Analysis: Gas price rally could spur US drilling boost

OREANDA-NEWS. June 16, 2016. The recent rally in natural gas could boost drilling later this year as producers aim to take advantage of a tightening US market amid growing demand for the power plant fuel.

Prompt-month natural gas prices are trading near a nine-month high, settling yesterday at \\$2.604/mmBtu, on forecasts for hot weather, high demand from the power generation sector and recent government data showing sluggish injections into gas storage. That represents a 14pc increase this month.

The rally "is likely to push the gas rig count higher sooner than we initially envisioned as operators may be encouraged to add incremental activity," analysts with the energy investment bank Tudor Pickering Holt said. The surge in US gas prices has lifted to 2017-calendar strip above \\$3/mmBtu, where producers could lock in prices on future output and boost drilling by 2016 third quarter, the bank noted.

Increased drilling could push more gas into the US market, putting downward pressure on prices and derailing predictions that domestic output growth will flatten this year. The early signs of higher activity are already emerging.

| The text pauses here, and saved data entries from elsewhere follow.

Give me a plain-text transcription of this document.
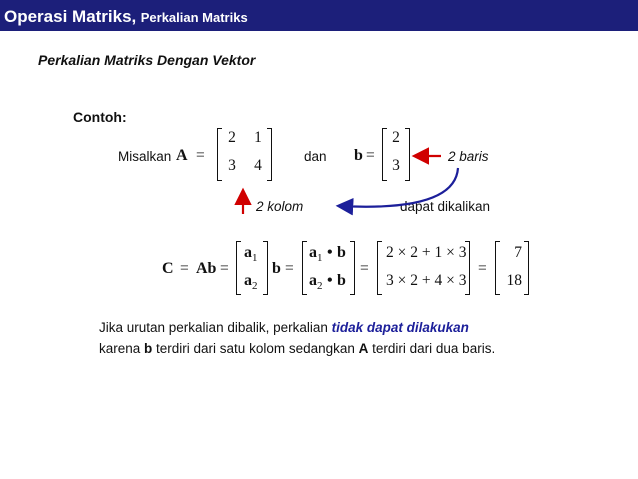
Operasi Matriks, Perkalian Matriks
Perkalian Matriks Dengan Vektor
Contoh:
Misalkan A =
2	1
3	4
dan b =
2
3
2 baris
2 kolom	dapat dikalikan
C = Ab =
$a_1$
$a_2$
b =
$a_1$ • b
$a_2$ • b
=
2 × 2 + 1 × 3
3 × 2 + 4 × 3
=
7
18
Jika urutan perkalian dibalik, perkalian tidak dapat dilakukan
karena b terdiri dari satu kolom sedangkan A terdiri dari dua baris.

Gas well completions for May have already picked up in Texas, the largest gas-producing state by volume. May gas well completions rose to 199, up by two-thirds from April but down slightly from 201 completions a year earlier, according to the most recent data from the Railroad Commission of Texas, the state agency that oversees oil and gas drilling.

In addition, the rig count in the Haynesville shale, a gas-bearing formation underlying east Texas and northern Louisiana, has increased for four of the last five weeks. The Haynesville rig count rose last week to 17, up by two from a week earlier and the highest since 29 January, Baker Hughes said.

Development of US gas fields like the Haynesville, which is close to growing gas demand in the southeast and on the Gulf coast, dwindled as an unusually mild winter weighed on gas demand, eventually pushing prices to a 17-year low in March below \\$1.65/mmBtu. Persistently low prices over the past year have caused large gas producers such as Southwestern Energy and Chesapeake to push rigs to the sidelines.

The gas rig count last week rose last week to 85, a three-rig increase from the prior week but a 62pc year-over-year decline.

Demand for gas from the power generation sector this year is forecast to hit record-highs of 27.9 Bcf/d, up by about 5pc from 2015, because of low gas prices and coal-plant retirements.

Prompt-month natural gas prices are above spot prices at the Henry Hub, indicating increased gas demand from electric utilities, the US Energy Information Administration said. Nymex settlement prices for July delivery have averaged \\$2.45/mmBtu, a 17?/mmBtu premium to the spot price. Prompt-month prices a year earlier were at a slight premium to the spot price.